Edwards v. New York & Harlem Railroad

Dykman, J.:

Owners and occupants of real property are called on for the exercise of ordinary care and diligence to maintain their premises in safe condition for access to all persons coming thereto legitimately. This obligation, however, does not rest on the owner where he has made an entire surrender of premises to a lessee, unless indeed they are let for a purpose for which they are known by him to be unfit, or have so fallen into decay as to become a private nuisance. If, therefore, injuries result from defects in demised premises to persons induced to visit them by the tenant, he, and not the landlord, is responsible for the injuries, even though the defects existed at the time of the execution of the lease. If premises are not unsafe at the time of the lease, and only become so by the manner of their use by the lessee, the landlord incurs no responsibility by reason thereof. Finally, the lessee in possession is responsible for injuries resulting from defects in the premises, and the lessor, in the absence of fraud or contract to repair, is not liable to the tenant or others for their condition. (Sherman and Redfield on Negligence, §§ 498, 503; Jaffe v. Harteau, 56 N. Y., 401; Clancy v. Byrne, 56 id., 132; Swords v. Edgar, 59 id., 34; Ditchett v. Spuyten D., etc., Railroad, 67 id., 427.)

There is no implied covenant or warranty on the part of a lessor ■of real property that the premises are fit for occupation or use, and unless the lessee protects himself by covenants he takes all the risk of its quality and condition, and among such hazards is the responsibility to strangers who come to the premises by his invitation.
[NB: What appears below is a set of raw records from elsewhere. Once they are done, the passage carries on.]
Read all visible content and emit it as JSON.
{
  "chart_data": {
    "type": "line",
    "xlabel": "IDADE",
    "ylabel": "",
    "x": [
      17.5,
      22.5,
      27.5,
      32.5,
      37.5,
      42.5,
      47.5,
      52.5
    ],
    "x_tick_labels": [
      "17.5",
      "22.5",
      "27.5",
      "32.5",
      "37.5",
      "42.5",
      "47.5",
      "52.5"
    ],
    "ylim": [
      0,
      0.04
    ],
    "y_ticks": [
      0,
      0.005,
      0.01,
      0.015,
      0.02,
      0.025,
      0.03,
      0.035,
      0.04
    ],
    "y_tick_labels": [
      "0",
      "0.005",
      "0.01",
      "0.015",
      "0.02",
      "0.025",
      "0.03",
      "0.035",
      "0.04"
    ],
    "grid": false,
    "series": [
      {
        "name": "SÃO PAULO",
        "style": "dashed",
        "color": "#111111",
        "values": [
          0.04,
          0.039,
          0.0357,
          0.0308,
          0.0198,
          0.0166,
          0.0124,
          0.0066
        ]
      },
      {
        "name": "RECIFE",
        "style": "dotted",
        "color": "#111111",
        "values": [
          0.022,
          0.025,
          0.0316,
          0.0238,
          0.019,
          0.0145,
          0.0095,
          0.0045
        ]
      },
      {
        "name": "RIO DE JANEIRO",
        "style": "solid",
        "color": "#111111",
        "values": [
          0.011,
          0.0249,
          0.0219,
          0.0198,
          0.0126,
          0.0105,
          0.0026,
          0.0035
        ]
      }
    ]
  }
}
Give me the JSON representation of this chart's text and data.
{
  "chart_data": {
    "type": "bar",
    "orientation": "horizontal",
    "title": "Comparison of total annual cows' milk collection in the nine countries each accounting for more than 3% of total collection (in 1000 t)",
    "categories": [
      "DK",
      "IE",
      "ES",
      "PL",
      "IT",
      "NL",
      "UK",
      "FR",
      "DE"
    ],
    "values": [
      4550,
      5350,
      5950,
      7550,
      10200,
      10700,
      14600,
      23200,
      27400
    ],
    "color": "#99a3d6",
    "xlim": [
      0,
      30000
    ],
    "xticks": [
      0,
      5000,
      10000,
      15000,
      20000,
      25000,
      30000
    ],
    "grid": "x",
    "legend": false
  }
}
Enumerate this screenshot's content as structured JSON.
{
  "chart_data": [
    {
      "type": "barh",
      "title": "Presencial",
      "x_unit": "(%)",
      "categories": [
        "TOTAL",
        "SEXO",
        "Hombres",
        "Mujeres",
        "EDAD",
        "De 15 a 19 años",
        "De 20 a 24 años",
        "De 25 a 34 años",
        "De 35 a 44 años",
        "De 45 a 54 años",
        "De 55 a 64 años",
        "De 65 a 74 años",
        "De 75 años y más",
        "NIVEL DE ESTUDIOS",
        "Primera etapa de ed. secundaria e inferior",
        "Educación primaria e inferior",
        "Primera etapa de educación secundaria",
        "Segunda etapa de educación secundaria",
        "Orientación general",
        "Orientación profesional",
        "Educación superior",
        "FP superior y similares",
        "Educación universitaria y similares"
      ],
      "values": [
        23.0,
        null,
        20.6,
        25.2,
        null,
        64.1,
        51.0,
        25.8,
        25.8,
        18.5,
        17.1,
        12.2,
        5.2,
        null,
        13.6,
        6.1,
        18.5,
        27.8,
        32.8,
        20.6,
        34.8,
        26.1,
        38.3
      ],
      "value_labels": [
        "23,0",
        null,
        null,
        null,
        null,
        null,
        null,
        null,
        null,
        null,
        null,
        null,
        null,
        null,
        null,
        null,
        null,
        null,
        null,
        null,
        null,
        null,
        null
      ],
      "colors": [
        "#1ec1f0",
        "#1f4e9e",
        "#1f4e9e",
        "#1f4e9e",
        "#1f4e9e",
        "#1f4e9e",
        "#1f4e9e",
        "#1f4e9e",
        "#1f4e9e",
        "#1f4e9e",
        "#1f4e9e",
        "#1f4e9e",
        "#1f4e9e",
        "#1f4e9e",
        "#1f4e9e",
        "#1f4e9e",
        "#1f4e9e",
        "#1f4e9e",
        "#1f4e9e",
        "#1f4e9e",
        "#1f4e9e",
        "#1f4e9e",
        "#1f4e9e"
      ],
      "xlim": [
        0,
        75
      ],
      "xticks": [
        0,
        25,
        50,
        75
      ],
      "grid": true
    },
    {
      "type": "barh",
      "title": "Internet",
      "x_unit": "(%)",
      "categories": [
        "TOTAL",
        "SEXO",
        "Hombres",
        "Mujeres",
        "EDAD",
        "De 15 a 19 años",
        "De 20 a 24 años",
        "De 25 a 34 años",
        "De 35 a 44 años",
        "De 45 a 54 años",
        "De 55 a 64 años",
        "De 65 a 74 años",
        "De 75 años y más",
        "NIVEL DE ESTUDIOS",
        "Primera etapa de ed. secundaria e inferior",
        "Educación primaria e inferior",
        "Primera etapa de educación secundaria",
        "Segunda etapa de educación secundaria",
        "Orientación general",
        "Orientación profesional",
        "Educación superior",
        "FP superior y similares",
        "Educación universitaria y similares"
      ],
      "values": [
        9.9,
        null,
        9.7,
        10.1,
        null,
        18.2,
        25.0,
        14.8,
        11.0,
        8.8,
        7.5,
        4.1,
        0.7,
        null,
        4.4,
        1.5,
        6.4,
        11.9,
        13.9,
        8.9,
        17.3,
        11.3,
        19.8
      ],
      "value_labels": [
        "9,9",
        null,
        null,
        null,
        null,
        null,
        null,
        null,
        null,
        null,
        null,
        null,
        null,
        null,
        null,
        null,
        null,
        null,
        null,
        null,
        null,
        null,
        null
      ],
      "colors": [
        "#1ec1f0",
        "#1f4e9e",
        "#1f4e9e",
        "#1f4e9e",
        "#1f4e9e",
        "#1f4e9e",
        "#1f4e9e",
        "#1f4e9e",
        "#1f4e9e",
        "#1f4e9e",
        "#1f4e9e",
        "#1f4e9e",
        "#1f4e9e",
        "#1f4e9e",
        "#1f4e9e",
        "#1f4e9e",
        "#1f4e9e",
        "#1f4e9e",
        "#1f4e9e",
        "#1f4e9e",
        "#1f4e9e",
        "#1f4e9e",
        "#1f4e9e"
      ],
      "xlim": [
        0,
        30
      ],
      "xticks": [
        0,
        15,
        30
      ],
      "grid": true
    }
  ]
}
Scrutinized in the light of these principles the case of the plain-tiff is found wanting. At the time the defendant leased the garden where the plaintiff received his injuries it was in safe condition for all uses to which it had been applied. It was neither unsafe nor a *637nuisance, and the defendant made no agreement for change or repair. The lessee might make alterations. The lessor had no-notice of defects. The plaintiff visited the garden on the invitation of the lessee and for his benefit, and the whole place was subject to the management of the lessee. It is true the defendant had an agent to look after the building, but his presence imposed no restraint or limitation on the lessee. He was in full control of the place, and congregated there an unusual number of persons, who were noisy and uneasy, and broke down a platform unsuitable for so much strain. There was no warranty of the suitableness of the place for the purposes for which it was used, and the premises had not become a nuisance at the time of the demise, and the injury arose neither from the nonfeasance nor the misfeasance of the defendant.

Reliance is had by the plaintiff on the case of Camp v. Wood (76 N. Y., 95), but the similarity to this is not sufficient. There the defendant owned the building and let it for a night for the purpose of a dance, and it was admitted by the pleadings that the public were invited to the hall with his consent, and were admitted on application and payment of a fee, and so the defendant himself held out to the public that it was safe, and the plaintiff and others were there on his invitation. He was, therefore, within the first principle stated above.

The judgment must be reversed and a new trial granted, with costs to abide the event.

Barnard, P. J., and Gilbert, J., concurred.

Judgment and order denying new trial reversed, and new trial granted, costs to abide event.